One can easily be miserable in this kind of weather; I’ve just chosen not to.
The rain and wind are getting nasty. The hood is up on my raincoat and my gloved hands are deep in my pockets. I follow the red trail at Chenes Roches along a nameless brook, down its dark ravine between Village Hill and an esker hump. Beyond that glacial ridge the land–and all this precipitation–plummet steeply into the Willimantic River valley. The path meanders below somber hemlocks. Every nearby erratic boulder is embossed with pastel green lichen decals, and there’s a carpet of low mountain laurel (note to self–visit in June for the flowers). It feels like the way into a secret C. S. Lewis land beyond my Joshua’s Trust map. What if it just keeps going? Content in solitude, I’m having a wet but happy walk.
There is water above me and all around me, water below and water squishing in my hiking shoes, water tumbling 300-400 feet to join the river, then sliding the rest of the way to the Sound. Where does all it come from?

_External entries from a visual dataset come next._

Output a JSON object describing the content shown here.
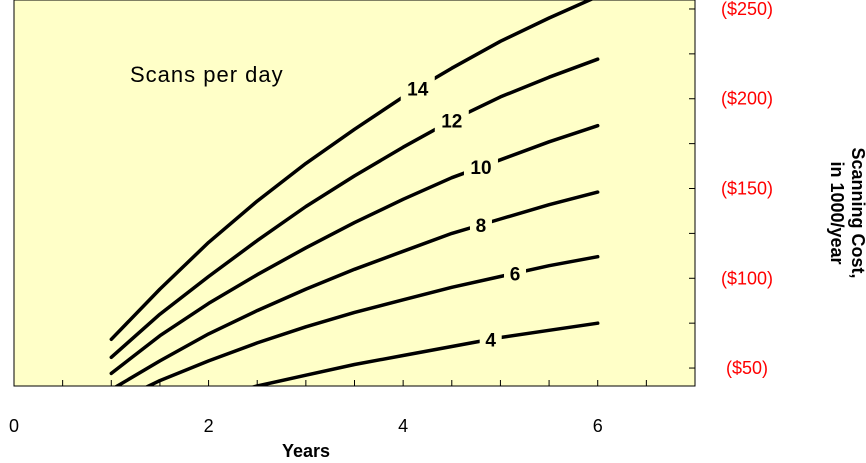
{
  "chart_data": {
    "type": "line",
    "annotation": "Scans per day",
    "xlabel": "Years",
    "ylabel_line1": "Scanning Cost,",
    "ylabel_line2": "in 1000/year",
    "xlim": [
      0,
      7
    ],
    "ylim": [
      40,
      255
    ],
    "x_ticks": [
      0,
      2,
      4,
      6
    ],
    "x_tick_labels": [
      "0",
      "2",
      "4",
      "6"
    ],
    "y_ticks": [
      50,
      100,
      150,
      200,
      250
    ],
    "y_tick_labels": [
      "($50)",
      "($100)",
      "($150)",
      "($200)",
      "($250)"
    ],
    "grid": false,
    "colors": {
      "plot_background": "#FFFFC8",
      "line": "#000000",
      "right_axis_labels": "#FF0000"
    },
    "series": [
      {
        "name": "4",
        "x": [
          1.0,
          1.5,
          2.0,
          2.5,
          3.0,
          3.5,
          4.0,
          4.5,
          5.0,
          5.5,
          6.0
        ],
        "values": [
          15,
          25,
          33,
          40,
          46,
          52,
          57,
          62,
          67,
          71,
          75
        ],
        "label_x": 4.9
      },
      {
        "name": "6",
        "x": [
          1.0,
          1.5,
          2.0,
          2.5,
          3.0,
          3.5,
          4.0,
          4.5,
          5.0,
          5.5,
          6.0
        ],
        "values": [
          30,
          43,
          54,
          64,
          73,
          81,
          88,
          95,
          101,
          107,
          112
        ],
        "label_x": 5.15
      },
      {
        "name": "8",
        "x": [
          1.0,
          1.5,
          2.0,
          2.5,
          3.0,
          3.5,
          4.0,
          4.5,
          5.0,
          5.5,
          6.0
        ],
        "values": [
          38,
          54,
          69,
          82,
          94,
          105,
          115,
          125,
          133,
          141,
          148
        ],
        "label_x": 4.8
      },
      {
        "name": "10",
        "x": [
          1.0,
          1.5,
          2.0,
          2.5,
          3.0,
          3.5,
          4.0,
          4.5,
          5.0,
          5.5,
          6.0
        ],
        "values": [
          47,
          68,
          86,
          102,
          117,
          131,
          144,
          156,
          166,
          176,
          185
        ],
        "label_x": 4.8
      },
      {
        "name": "12",
        "x": [
          1.0,
          1.5,
          2.0,
          2.5,
          3.0,
          3.5,
          4.0,
          4.5,
          5.0,
          5.5,
          6.0
        ],
        "values": [
          56,
          80,
          101,
          121,
          140,
          157,
          173,
          188,
          201,
          212,
          222
        ],
        "label_x": 4.5
      },
      {
        "name": "14",
        "x": [
          1.0,
          1.5,
          2.0,
          2.5,
          3.0,
          3.5,
          4.0,
          4.5,
          5.0,
          5.5,
          6.0
        ],
        "values": [
          66,
          94,
          120,
          143,
          164,
          183,
          201,
          217,
          232,
          245,
          257
        ],
        "label_x": 4.15
      }
    ]
  }
}
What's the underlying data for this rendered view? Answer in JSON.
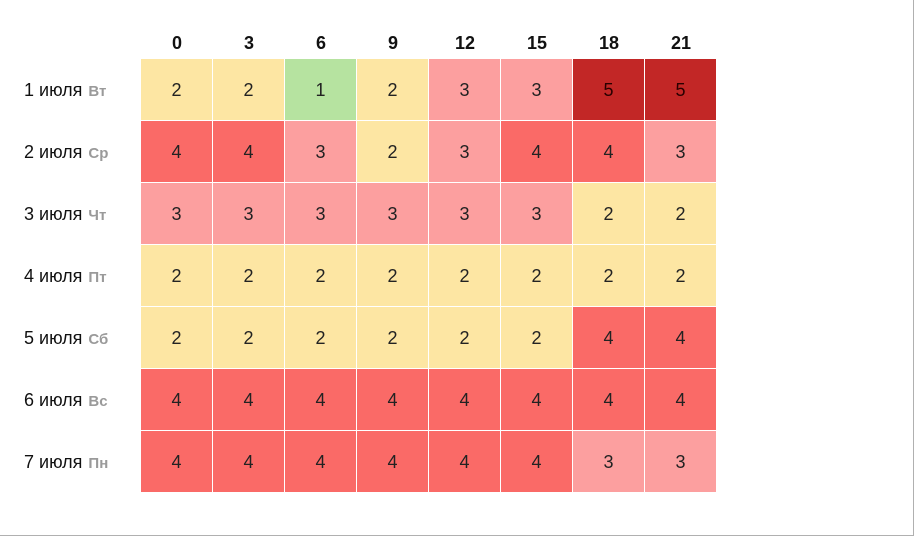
{
  "chart_data": {
    "type": "heatmap",
    "x_labels": [
      "0",
      "3",
      "6",
      "9",
      "12",
      "15",
      "18",
      "21"
    ],
    "rows": [
      {
        "date": "1 июля",
        "dow": "Вт",
        "values": [
          2,
          2,
          1,
          2,
          3,
          3,
          5,
          5
        ]
      },
      {
        "date": "2 июля",
        "dow": "Ср",
        "values": [
          4,
          4,
          3,
          2,
          3,
          4,
          4,
          3
        ]
      },
      {
        "date": "3 июля",
        "dow": "Чт",
        "values": [
          3,
          3,
          3,
          3,
          3,
          3,
          2,
          2
        ]
      },
      {
        "date": "4 июля",
        "dow": "Пт",
        "values": [
          2,
          2,
          2,
          2,
          2,
          2,
          2,
          2
        ]
      },
      {
        "date": "5 июля",
        "dow": "Сб",
        "values": [
          2,
          2,
          2,
          2,
          2,
          2,
          4,
          4
        ]
      },
      {
        "date": "6 июля",
        "dow": "Вс",
        "values": [
          4,
          4,
          4,
          4,
          4,
          4,
          4,
          4
        ]
      },
      {
        "date": "7 июля",
        "dow": "Пн",
        "values": [
          4,
          4,
          4,
          4,
          4,
          4,
          3,
          3
        ]
      }
    ],
    "color_scale": {
      "1": "#b6e3a0",
      "2": "#fde6a3",
      "3": "#fc9f9f",
      "4": "#fa6a67",
      "5": "#c22726"
    }
  }
}
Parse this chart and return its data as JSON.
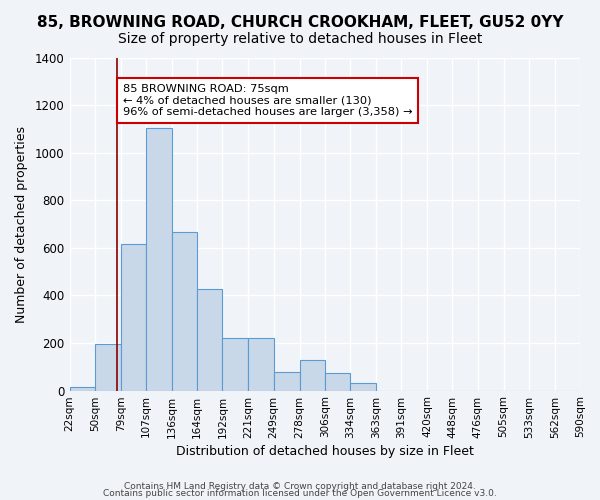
{
  "title": "85, BROWNING ROAD, CHURCH CROOKHAM, FLEET, GU52 0YY",
  "subtitle": "Size of property relative to detached houses in Fleet",
  "xlabel": "Distribution of detached houses by size in Fleet",
  "ylabel": "Number of detached properties",
  "bar_values": [
    15,
    195,
    615,
    1105,
    665,
    425,
    220,
    220,
    80,
    130,
    75,
    30,
    0,
    0,
    0,
    0,
    0,
    0,
    0,
    0
  ],
  "bin_edges": [
    22,
    50,
    79,
    107,
    136,
    164,
    192,
    221,
    249,
    278,
    306,
    334,
    363,
    391,
    420,
    448,
    476,
    505,
    533,
    562,
    590
  ],
  "tick_labels": [
    "22sqm",
    "50sqm",
    "79sqm",
    "107sqm",
    "136sqm",
    "164sqm",
    "192sqm",
    "221sqm",
    "249sqm",
    "278sqm",
    "306sqm",
    "334sqm",
    "363sqm",
    "391sqm",
    "420sqm",
    "448sqm",
    "476sqm",
    "505sqm",
    "533sqm",
    "562sqm",
    "590sqm"
  ],
  "bar_color": "#c8d8e8",
  "bar_edge_color": "#5b9bd5",
  "vline_x": 75,
  "vline_color": "#8b0000",
  "annotation_title": "85 BROWNING ROAD: 75sqm",
  "annotation_line1": "← 4% of detached houses are smaller (130)",
  "annotation_line2": "96% of semi-detached houses are larger (3,358) →",
  "annotation_box_color": "#ffffff",
  "annotation_border_color": "#cc0000",
  "ylim": [
    0,
    1400
  ],
  "yticks": [
    0,
    200,
    400,
    600,
    800,
    1000,
    1200,
    1400
  ],
  "footer1": "Contains HM Land Registry data © Crown copyright and database right 2024.",
  "footer2": "Contains public sector information licensed under the Open Government Licence v3.0.",
  "background_color": "#f0f4f8",
  "grid_color": "#ffffff",
  "title_fontsize": 11,
  "subtitle_fontsize": 10,
  "axis_label_fontsize": 9,
  "tick_fontsize": 7.5,
  "footer_fontsize": 6.5
}
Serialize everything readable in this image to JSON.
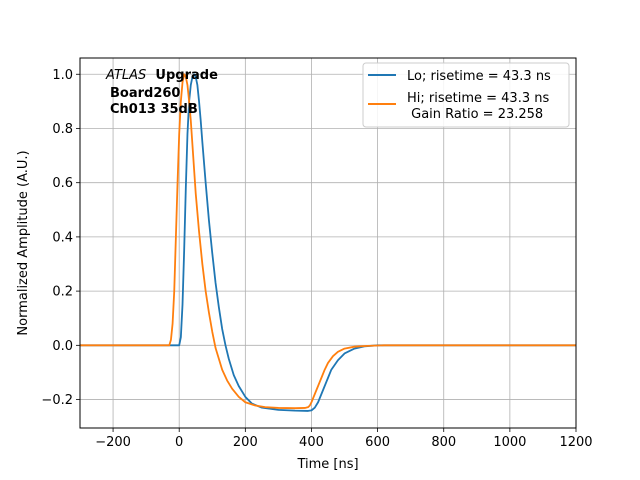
{
  "chart_data": {
    "type": "line",
    "xlabel": "Time [ns]",
    "ylabel": "Normalized Amplitude (A.U.)",
    "xlim": [
      -300,
      1200
    ],
    "ylim": [
      -0.305,
      1.06
    ],
    "xticks": [
      -200,
      0,
      200,
      400,
      600,
      800,
      1000,
      1200
    ],
    "xtick_labels": [
      "−200",
      "0",
      "200",
      "400",
      "600",
      "800",
      "1000",
      "1200"
    ],
    "yticks": [
      -0.2,
      0.0,
      0.2,
      0.4,
      0.6,
      0.8,
      1.0
    ],
    "ytick_labels": [
      "−0.2",
      "0.0",
      "0.2",
      "0.4",
      "0.6",
      "0.8",
      "1.0"
    ],
    "grid": true,
    "legend_position": "top-right",
    "annotation": {
      "experiment": "ATLAS",
      "experiment_suffix": "Upgrade",
      "board": "Board260",
      "channel": "Ch013 35dB"
    },
    "series": [
      {
        "name": "Lo; risetime = 43.3 ns",
        "color": "#1f77b4",
        "x": [
          -300,
          -10,
          0,
          5,
          10,
          15,
          20,
          25,
          30,
          35,
          40,
          45,
          50,
          55,
          60,
          65,
          70,
          80,
          90,
          100,
          110,
          120,
          130,
          140,
          150,
          165,
          180,
          200,
          220,
          250,
          300,
          350,
          390,
          400,
          410,
          420,
          430,
          440,
          450,
          460,
          480,
          500,
          530,
          560,
          600,
          650,
          700,
          1200
        ],
        "y": [
          0.0,
          0.0,
          0.0,
          0.03,
          0.15,
          0.35,
          0.58,
          0.78,
          0.9,
          0.96,
          0.99,
          1.0,
          0.99,
          0.96,
          0.9,
          0.83,
          0.75,
          0.6,
          0.46,
          0.34,
          0.23,
          0.14,
          0.06,
          0.0,
          -0.05,
          -0.11,
          -0.15,
          -0.19,
          -0.215,
          -0.23,
          -0.238,
          -0.241,
          -0.242,
          -0.24,
          -0.23,
          -0.21,
          -0.18,
          -0.15,
          -0.12,
          -0.09,
          -0.055,
          -0.03,
          -0.012,
          -0.004,
          0.0,
          0.0,
          0.0,
          0.0
        ]
      },
      {
        "name": "Hi; risetime = 43.3 ns\n Gain Ratio = 23.258",
        "color": "#ff7f0e",
        "x": [
          -300,
          -40,
          -30,
          -25,
          -20,
          -15,
          -10,
          -5,
          0,
          5,
          10,
          15,
          20,
          25,
          30,
          35,
          40,
          45,
          50,
          60,
          70,
          80,
          90,
          100,
          110,
          120,
          130,
          145,
          160,
          180,
          200,
          230,
          260,
          300,
          350,
          380,
          390,
          395,
          400,
          410,
          420,
          430,
          440,
          450,
          465,
          480,
          500,
          530,
          570,
          620,
          700,
          1200
        ],
        "y": [
          0.0,
          0.0,
          0.0,
          0.02,
          0.08,
          0.2,
          0.4,
          0.6,
          0.78,
          0.9,
          0.97,
          1.0,
          0.99,
          0.96,
          0.9,
          0.83,
          0.74,
          0.65,
          0.56,
          0.42,
          0.3,
          0.2,
          0.12,
          0.05,
          -0.01,
          -0.05,
          -0.09,
          -0.13,
          -0.16,
          -0.19,
          -0.21,
          -0.222,
          -0.228,
          -0.231,
          -0.232,
          -0.231,
          -0.228,
          -0.222,
          -0.21,
          -0.18,
          -0.15,
          -0.12,
          -0.09,
          -0.065,
          -0.04,
          -0.024,
          -0.012,
          -0.005,
          -0.002,
          0.0,
          0.0,
          0.0
        ]
      }
    ]
  }
}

You know the great hydrologic cycle H2O makes, moving from atmosphere to land to ocean, shifting from gas to liquid, sometimes even solid. Did you know that outside of ice packs, 98% of the world’s freshwater is groundwater? At Joshua’s Trust, we protect land, and thus protect a hidden resource, the aquifers underlying eastern Connecticut. Imagine: under you, trapped in rock, is the equivalent of Lake Baikal. Groundwater fills in every tiny space between gravel, clay, sand, and silt. Water doesn’t begin anywhere at all, but it sure occupies much of Earth.
This is one of those places that prove cold air sinks. Chenes Roches would feel great on a hot August day. Several springs release icy groundwater as tiny rills that feed the larger brook, and steep slopes east and west shade this spooky hollow from a low winter sun. Air conditioning. A quarter of today’s downpour will end up in the aquifer. It will flow and move endlessly below here, sideways and up and down. The rest is rapidly departing to join the greater wet world. This rain was once the same quiet stream that Thoreau paddled in, the same oasis Marco Polo splashed on his sweaty face somewhere on the Silk Road, the same tide that drained from Mt. Ararat, giving Noah a place to land (well, maybe). Just because it’s eternal doesn’t mean we should take it for granted.